House passes bill to prevent civil service overhauls without input from Congress

Members and supporters of the American Federation of Government Employees at the Hart Senate Office Building Atrium as part of the 2020 Legislative and Grassroots Mobilization Conference. The Preventing a Patronage System Act has the support of dozens of good government organizations and federal employee groups, including AFGE.

Members and supporters of the American Federation of Government Employees at the Hart Senate Office Building Atrium as part of the 2020 Legislative and Grassroots Mobilization Conference.
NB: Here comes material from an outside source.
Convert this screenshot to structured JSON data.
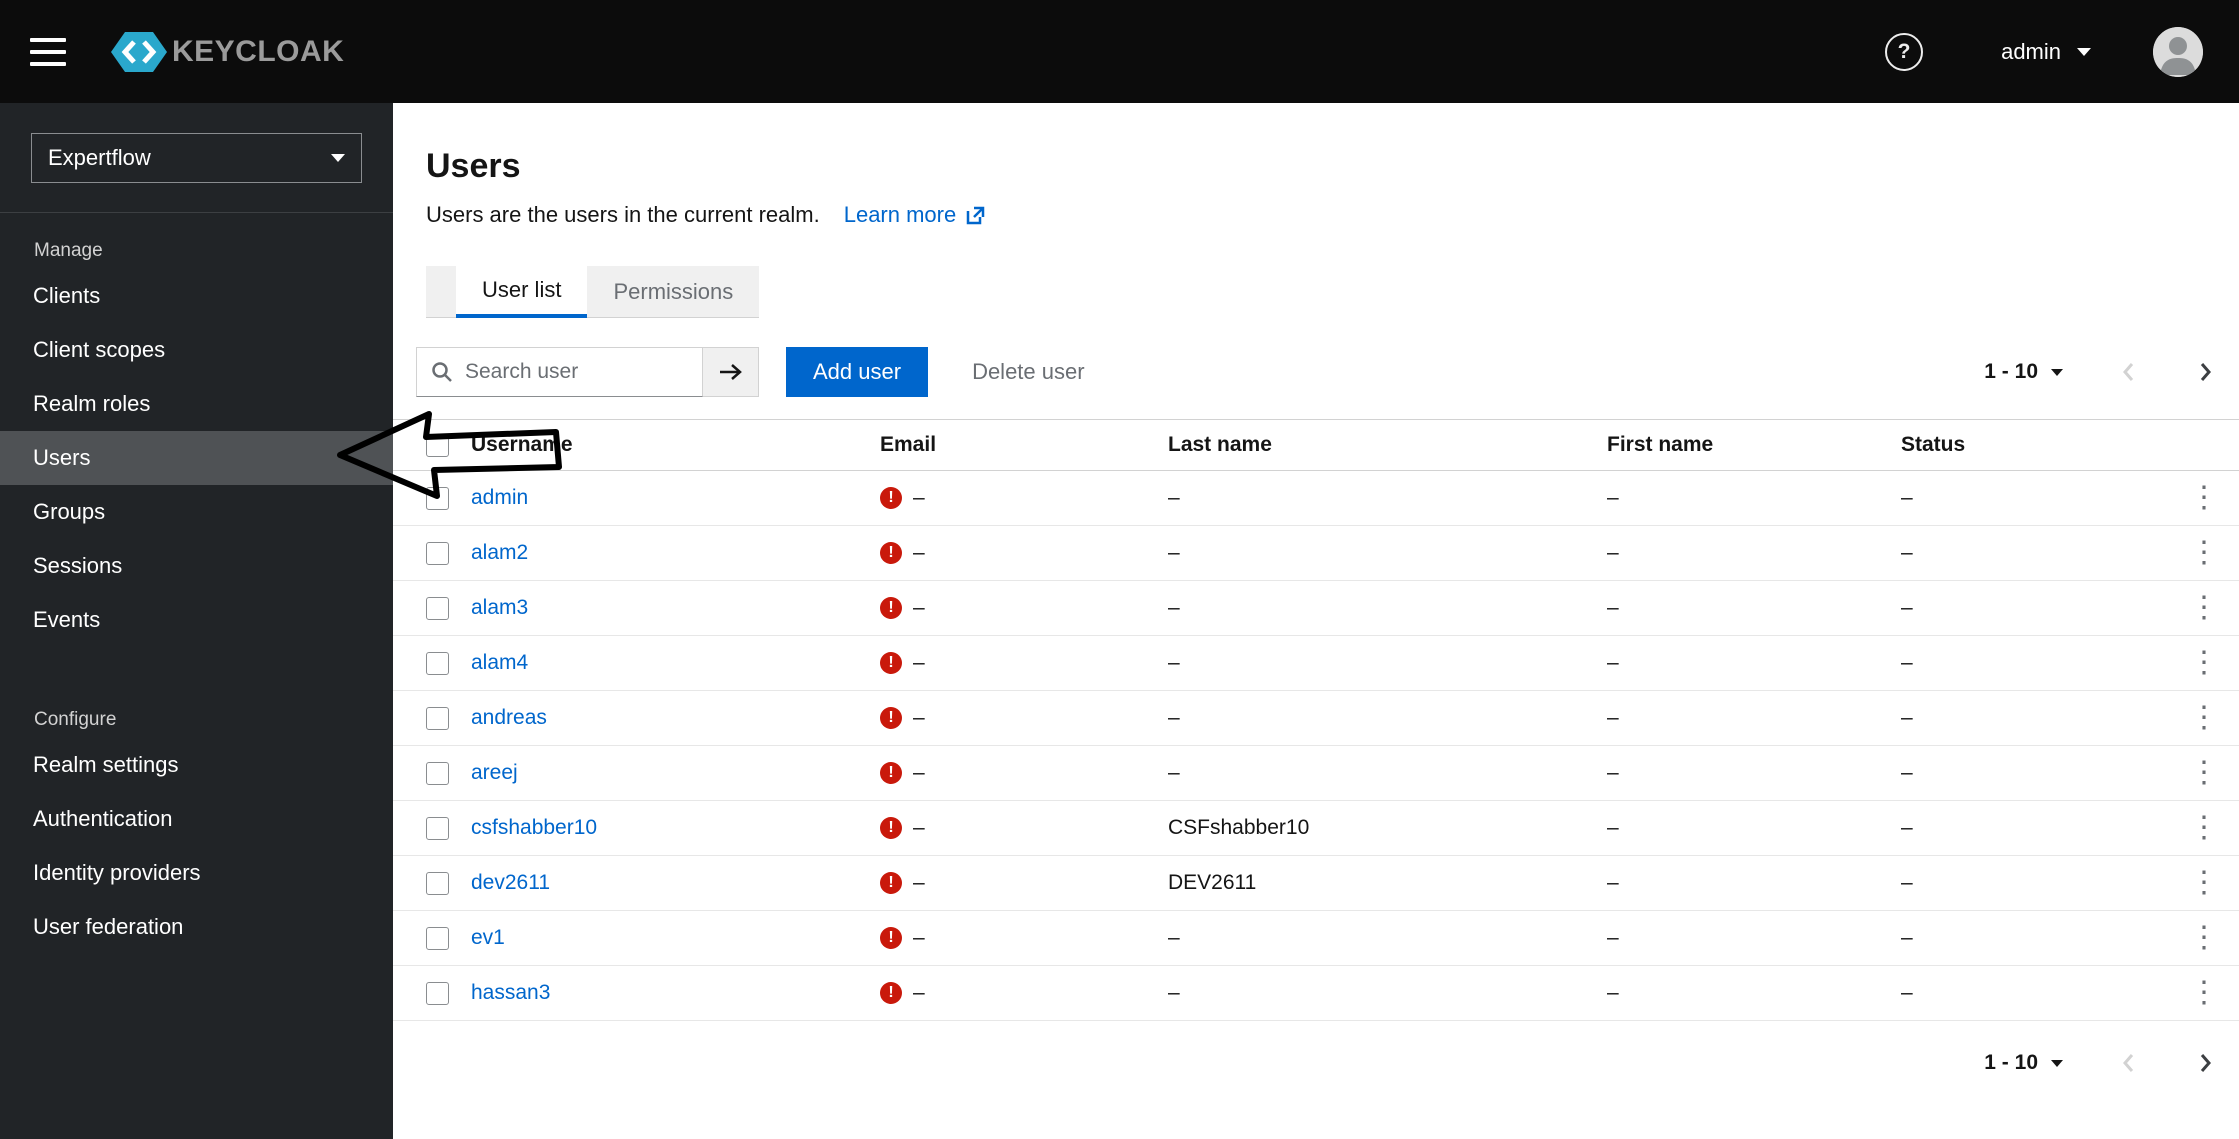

The Preventing a Patronage System Act has the support of dozens of good government organizations and federal employee groups, including AFGE. Sarah Silbiger/Getty Image

Despite the support of more than 30 good government groups, Republicans remained largely opposed to the measure.

The House on Thursday voted 225-204 to pass legislation barring future presidents from unilaterally stripping federal workers of their civil service protections as former President Trump tried to do with his abortive establishment of Schedule F. Six Republican members voted in favor of the bill.

In October 2020, Trump signed an executive order establishing Schedule F, a new classification within the federal government’s excepted service, and instructed federal agencies to identify and transfer career federal workers in policy-related positions into the new job category, stripping them of their civil service protections and making them effectively at-will employees. But the administration was ultimately unable to implement the edict before Trump left office, and President Biden quickly rescinded the measure.

The Preventing a Patronage System Act (H.R. 302), introduced by Rep. Gerry Connolly, D-Va., blocks the president from reimplementing Schedule F, or any other new excepted schedule category of workers, without advanced congressional approval. The text of the bill already passed out of the House as part of the chamber’s version of the fiscal 2023 National Defense Authorization Act in July, and companion legislation was introduced in the Senate last month.

The renewed focus on the issue by congressional Democrats comes after reports that conservative activists and ex-Trump administration staffers have plans to immediately revive Schedule F under the next Republican president and have already identified 50,000 employees to threaten with termination. Trump, who is mulling another run at the White House, also explicitly endorsed the idea during a political rally last month.

The bill has the support of dozens of good government organizations and federal employee groups, including the National Active and Retired Federal Employees Association, the American Federation of Government Employees, the National Treasury Employees Union, the Senior Executives Association, Professional Managers Association, among others.

During debate on the House floor, Connolly said the bill would preserve both the federal workforce’s century-old merit system protections and reassert Congress’ authority as the maker of federal personnel policy.

“This bill does not preclude the president requesting to create a new job classification, but it does require [a request to Congress],” he said. “It restores the balance . . . Changing the nature of the civil service is rare and important, and it should require express congressional participation through legislation.”

Rep. James Comer, R-Ky., accused Democrats of wanting to entrench “bureaucrats” who are hostile to Republican policies and that Washington, D.C.-area support Connolly’s legislation because of the large numbers of federal employees in their district.

“This bureaucracy gets bigger every Congress,” he said. “I’ve noticed that with the exception of one speaker, all of the speakers on the other side of the aisle represent the Washington, D.C., federal bureaucracy workforce, but the majority of Congress, we represent America. Americans want to hold poor performing government employees, the bureaucrats who are paid with our hard earned tax dollars, accountable.”

Eighty-five percent of federal workers live and work outside of the Washington, D.C., region. Rep. Carolyn Maloney, D-N.Y., took exception to Comer’s characterization.

“I do not represent the Washington workforce, I represent New York City and the private sector, and I also represent taxpayers—a lot of them,” she said. “They want their money to be spent for good government, and they want the people in government to be impartial and dedicated to doing the best job possible without political influence. That’s exactly what this bill is about. Schedule F was never about removing employees who are performing poorly, and we removed over 10,000 federal employees last year. This is about protecting employees who are doing a good job from political influence.”